Yet another "Help me with my math" thread

[Social Bacon]

So I need to find the distance from a point to a plane in 3-dimensional space.
Where the plane is represented by the scalar equation: 2x + y - 2z + 9 = 0
And the point is (2, 3, -1). We shall call it point A.

Knowing that the shortest distance between the plane and point will be along the line that is perpendicular to the plane we can use the plane's normal vector (which is n(2, 1, -2)).

We shall call the point of the plane closest to A "Q".

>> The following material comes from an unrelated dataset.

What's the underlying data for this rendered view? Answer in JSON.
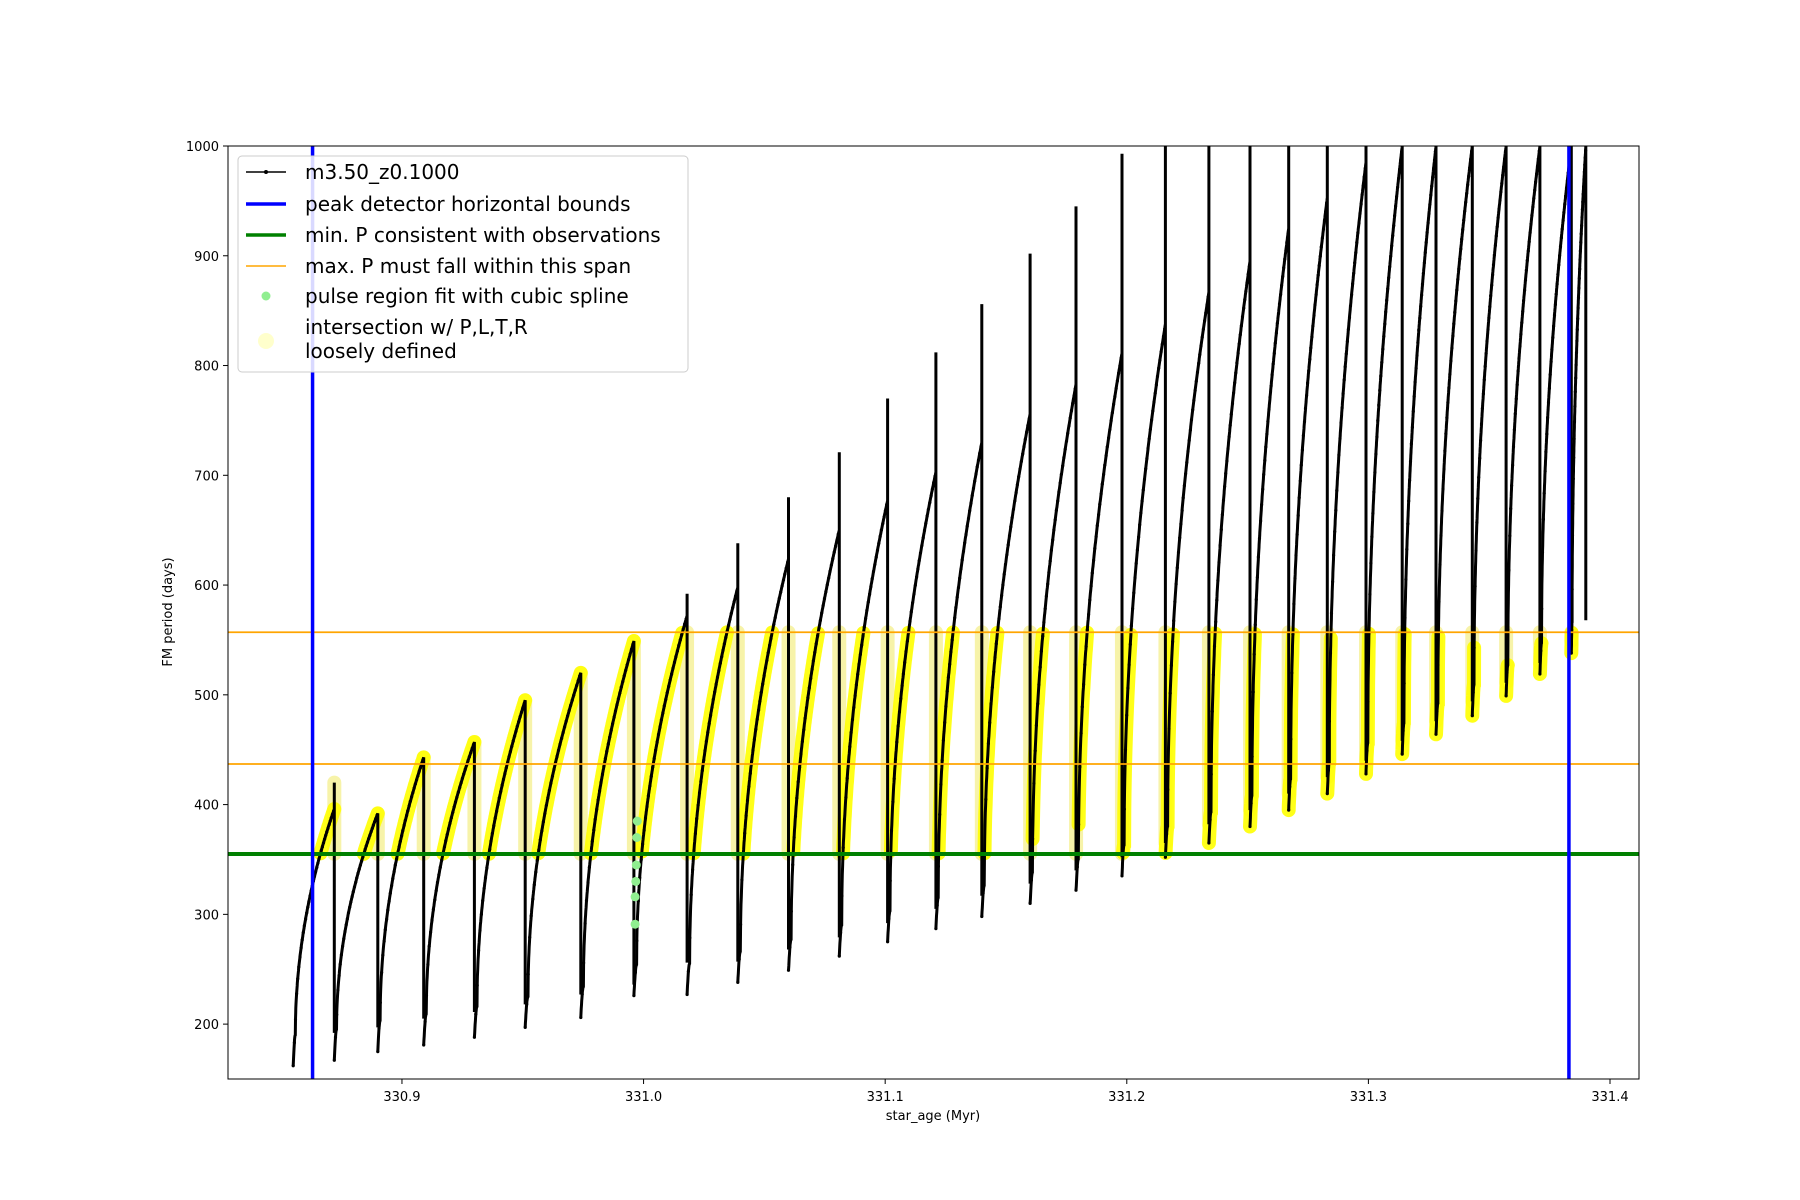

Therefore the line that passes through the segment AQ can be represented by the parametric equations:
x = 2 + 2k
y = 3 + k
z = -1 - 2k

Subbing the equation of line AQ into the equation of the place will give us the value of k that puts the line on point Q.

2(2 + 2k) + (3 + k) - 2(-1 - 2k) + 9 = 0
4 + 3 + 2 + 9 + 4k + k + 4k = 0
18 + 9k = 0
k = -2

Now we can sub this k value back into the parametric equation of the line to find point Q.
x = 2 + 2(-2)
y = 3 - 2
z = -1 - 2(-2)
Therefore Q(-2, 1, 3)

Therefore line segment AQ(-4, -2, 4).
And thus the magnitude of AQ will be the distance between point A and the plane.
|AQ| = sqrt (((-4)^2) + ((-2)^2) + (4^2))
|AQ| = sqrt (16 + 4 + 16)
|AQ| = sqrt (36)
|AQ| = 6

Therefore the distance from the point to the plane is 6 units.

Is my theory all correct? I made this all up on the spot without help of a teacher or textbook, so I have no idea if I made some fundamental error.

 

[Druckles]

Didn't do 3D planes *stretches arms and cracks knuckles* so I can't help you.

If you'd asked me about the shortest distance to a 3D line, I would've been fine

Considering the lack of input from the last Maths thread, and considering this is much more advanced, I don't think you're going to get much of a response.

 

[99.vikram]

1. Substitute (2,3,-1) in place of (x,y,z) to find the value of (2x + y - 2z + 9). This works out to 18.

2. Find rt(sq(2) + sq(1) + sq(-2)). [rt: root of, sq: square of]

3. Divide result 1 by result 2 to get 6.

It's a much simpler method which can be derived by either vectors or 3D geometry. (Do you need the derivation?)

 

[Social Bacon]

As a matter of personal principle I refuse to use a method that I do not fully understand. So as long as you can confirm that my method is correct I'm pleased

I'm assuming that I could get the derivation if I just went through my method with the variables.

 

[Sheepo]

You're on the right track, just divide by zero.